My last post looked at whether you should reduce/continue/increase your marketing because of the coronavirus pandemic. I think some should cut back or stop, while it’s wise for most to press on or ramp up their efforts.

If you are continuing your marketing, one thing’s certain: this can’t mean carrying on exactly as before.

These are extraordinary times. Everything is being seen through a coronavirus lens — and your focus and message need to adapt accordingly.

Turmoil

People’s lives have significantly changed for the time being, if not been thrown into turmoil. They need things that can help them in new, meaningful ways – in many cases to cope with insecurity, stress, fear, isolation, illness or loss. The last thing they want is communication which fails to recognise the difficulties of the current situation or a hard sell on non-essential products.

While booze sales have shot up (and been categorised by the UK Government as ‘essential’!), surely no-one’s shopping for clothes, booking a holiday or buying a car right now.

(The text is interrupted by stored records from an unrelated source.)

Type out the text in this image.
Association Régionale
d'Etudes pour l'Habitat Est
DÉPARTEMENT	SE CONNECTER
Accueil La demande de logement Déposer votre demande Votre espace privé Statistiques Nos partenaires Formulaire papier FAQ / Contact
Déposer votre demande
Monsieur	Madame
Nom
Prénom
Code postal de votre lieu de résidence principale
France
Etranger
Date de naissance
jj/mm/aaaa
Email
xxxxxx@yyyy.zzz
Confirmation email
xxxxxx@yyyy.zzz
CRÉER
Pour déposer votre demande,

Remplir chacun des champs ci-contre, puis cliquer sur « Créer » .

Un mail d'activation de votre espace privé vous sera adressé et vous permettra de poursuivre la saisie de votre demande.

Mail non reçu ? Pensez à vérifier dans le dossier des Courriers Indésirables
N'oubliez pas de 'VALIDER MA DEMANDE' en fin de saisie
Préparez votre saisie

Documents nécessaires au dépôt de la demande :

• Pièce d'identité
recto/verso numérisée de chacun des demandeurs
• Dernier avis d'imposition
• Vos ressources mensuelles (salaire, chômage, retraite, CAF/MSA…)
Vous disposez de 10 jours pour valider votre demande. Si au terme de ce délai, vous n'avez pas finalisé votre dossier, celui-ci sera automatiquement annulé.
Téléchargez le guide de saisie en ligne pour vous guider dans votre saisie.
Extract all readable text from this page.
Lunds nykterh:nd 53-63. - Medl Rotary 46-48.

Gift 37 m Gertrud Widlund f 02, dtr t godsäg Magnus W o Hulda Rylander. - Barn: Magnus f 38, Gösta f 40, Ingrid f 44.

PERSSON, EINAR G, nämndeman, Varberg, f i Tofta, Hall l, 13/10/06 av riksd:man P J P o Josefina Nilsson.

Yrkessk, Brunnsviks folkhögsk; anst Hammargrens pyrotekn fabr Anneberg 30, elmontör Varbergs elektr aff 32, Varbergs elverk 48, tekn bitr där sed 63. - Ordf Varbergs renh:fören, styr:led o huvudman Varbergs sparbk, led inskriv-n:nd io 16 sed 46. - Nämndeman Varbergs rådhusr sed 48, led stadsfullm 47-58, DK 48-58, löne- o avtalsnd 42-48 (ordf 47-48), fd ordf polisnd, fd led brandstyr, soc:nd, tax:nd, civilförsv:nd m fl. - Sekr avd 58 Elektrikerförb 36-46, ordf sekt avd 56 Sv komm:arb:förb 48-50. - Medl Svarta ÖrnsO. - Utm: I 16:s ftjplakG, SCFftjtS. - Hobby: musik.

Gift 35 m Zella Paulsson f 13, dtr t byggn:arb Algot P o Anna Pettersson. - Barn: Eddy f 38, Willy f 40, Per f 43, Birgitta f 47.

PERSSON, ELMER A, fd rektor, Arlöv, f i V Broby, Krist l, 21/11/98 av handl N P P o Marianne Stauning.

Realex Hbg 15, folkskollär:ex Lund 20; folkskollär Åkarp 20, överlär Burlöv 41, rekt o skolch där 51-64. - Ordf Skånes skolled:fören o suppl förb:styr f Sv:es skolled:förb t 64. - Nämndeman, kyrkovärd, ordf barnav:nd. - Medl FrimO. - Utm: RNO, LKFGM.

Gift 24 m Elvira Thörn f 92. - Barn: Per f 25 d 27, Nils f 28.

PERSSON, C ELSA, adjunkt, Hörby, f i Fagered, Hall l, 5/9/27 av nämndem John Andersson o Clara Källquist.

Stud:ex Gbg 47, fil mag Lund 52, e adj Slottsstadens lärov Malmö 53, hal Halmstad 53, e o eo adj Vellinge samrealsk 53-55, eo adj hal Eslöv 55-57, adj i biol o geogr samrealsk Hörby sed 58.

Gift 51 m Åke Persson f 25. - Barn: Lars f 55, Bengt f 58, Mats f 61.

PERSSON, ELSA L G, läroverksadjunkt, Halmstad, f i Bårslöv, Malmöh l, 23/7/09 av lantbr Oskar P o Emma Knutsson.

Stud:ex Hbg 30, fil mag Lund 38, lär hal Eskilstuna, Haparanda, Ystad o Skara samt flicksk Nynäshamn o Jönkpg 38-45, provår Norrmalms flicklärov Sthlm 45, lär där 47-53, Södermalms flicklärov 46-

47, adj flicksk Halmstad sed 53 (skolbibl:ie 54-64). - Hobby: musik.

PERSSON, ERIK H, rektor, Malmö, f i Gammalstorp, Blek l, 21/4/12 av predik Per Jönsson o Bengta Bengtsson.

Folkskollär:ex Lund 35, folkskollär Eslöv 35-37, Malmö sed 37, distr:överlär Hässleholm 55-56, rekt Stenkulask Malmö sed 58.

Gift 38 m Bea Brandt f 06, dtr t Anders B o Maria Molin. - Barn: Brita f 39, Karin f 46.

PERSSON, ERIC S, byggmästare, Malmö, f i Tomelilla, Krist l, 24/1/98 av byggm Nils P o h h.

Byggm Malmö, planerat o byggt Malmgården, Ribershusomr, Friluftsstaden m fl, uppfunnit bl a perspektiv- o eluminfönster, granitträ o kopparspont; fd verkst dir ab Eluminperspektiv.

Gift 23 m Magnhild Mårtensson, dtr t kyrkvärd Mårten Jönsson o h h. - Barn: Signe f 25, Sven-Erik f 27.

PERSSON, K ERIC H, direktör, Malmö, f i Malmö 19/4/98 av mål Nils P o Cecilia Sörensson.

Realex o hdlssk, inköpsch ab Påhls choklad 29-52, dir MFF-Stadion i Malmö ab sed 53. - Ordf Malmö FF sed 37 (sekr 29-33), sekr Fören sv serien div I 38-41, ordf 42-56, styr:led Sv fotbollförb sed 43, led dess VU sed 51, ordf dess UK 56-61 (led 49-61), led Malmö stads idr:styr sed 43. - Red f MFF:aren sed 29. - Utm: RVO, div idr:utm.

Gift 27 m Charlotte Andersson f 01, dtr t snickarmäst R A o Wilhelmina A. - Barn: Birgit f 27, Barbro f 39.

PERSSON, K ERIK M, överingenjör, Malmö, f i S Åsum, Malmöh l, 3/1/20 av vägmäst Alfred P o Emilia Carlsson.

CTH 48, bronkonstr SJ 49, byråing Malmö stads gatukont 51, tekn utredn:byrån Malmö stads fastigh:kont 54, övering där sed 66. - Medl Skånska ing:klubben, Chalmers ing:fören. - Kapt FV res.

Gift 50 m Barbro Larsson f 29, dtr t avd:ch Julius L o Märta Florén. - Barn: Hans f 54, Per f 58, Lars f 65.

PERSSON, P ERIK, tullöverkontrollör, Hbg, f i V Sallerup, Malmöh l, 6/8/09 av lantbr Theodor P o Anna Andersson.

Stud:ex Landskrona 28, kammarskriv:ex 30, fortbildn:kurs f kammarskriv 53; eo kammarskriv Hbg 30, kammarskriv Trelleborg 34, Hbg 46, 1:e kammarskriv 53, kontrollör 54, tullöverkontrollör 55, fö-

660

It feels strange to see car ads still on TV.

Companies which misjudge the market, misread the public mood or are seen as behaving badly at such a sensitive time will be remembered for the worst reasons, long after this crisis has passed.

Look at Sports Direct, whose brand has taken a hammering for the way it’s treated its staff and initially ignored the directive for non-essential shops to close. See the backlash against pub group JD Wetherspoon, who initially said it couldn’t continue to pay its 43,000 staff and suggested they look for new jobs with Tesco. And take Travelodge, who closed its hotels, turfing out on to the street the homeless people it was housing for local authorities with virtually no notice.

Refocus to stay relevant

On the flip side, companies that behave well and refocus to stay relevant – and even become part of a united effort to battle the virus – will surely strengthen their reputations far into the future.

Look at Timpsons and Whitbread, pledging to keep all staff on 100% pay while its outlets are closed; restaurant Leon, delivering free hot meals to intensive care staff; Unilever, donating £50 million of products to help fight the virus; and Brompton Bicycles, lending 200 bikes to NHS workers.

If you provide services or products people normally consume when out or in social groups, can you repackage them to help people get through living under lockdown?

If your business is luxury goods, forget chasing short-term sales: your best bet is to build long-term brand loyalty by finding a way to play a positive role. Take Burberry, who’s funding vaccine research and re-purposing its trench coat factories to make hospital gowns.

If you provide B2B services, how can you adapt your expertise to help businesses survive or even prosper in these exceptional conditions?

New message

We’re supporting several companies as they switch their business focus — and their message — in these kinds of ways.

For commercial landlord Sea Change Sussex, for example, instead of marketing their offices, we’re helping them explain that they’ll waive rents to help hard-pressed tenants, and support the business community in other ways.

And we’re helping consultancy Intralink ramp up its marketing to promote tailored services, including Virtual Roadshows and APAC support packages, to enable western companies to manage their business in Asia despite the COVID-19 travel ban. Asia’s recovering economies may well now be these firms’ most viable markets and Intralink is pivoting its business to ensure it can help.

Solidarity, empathy and hope 

Of course, your attention and message always need to be sharply attuned to the needs and concerns of your customers, employees, stakeholders and community.

In these extraordinary, turbulent times, this matters more than ever. And, for most companies, it means focusing on solidarity, empathy and hope.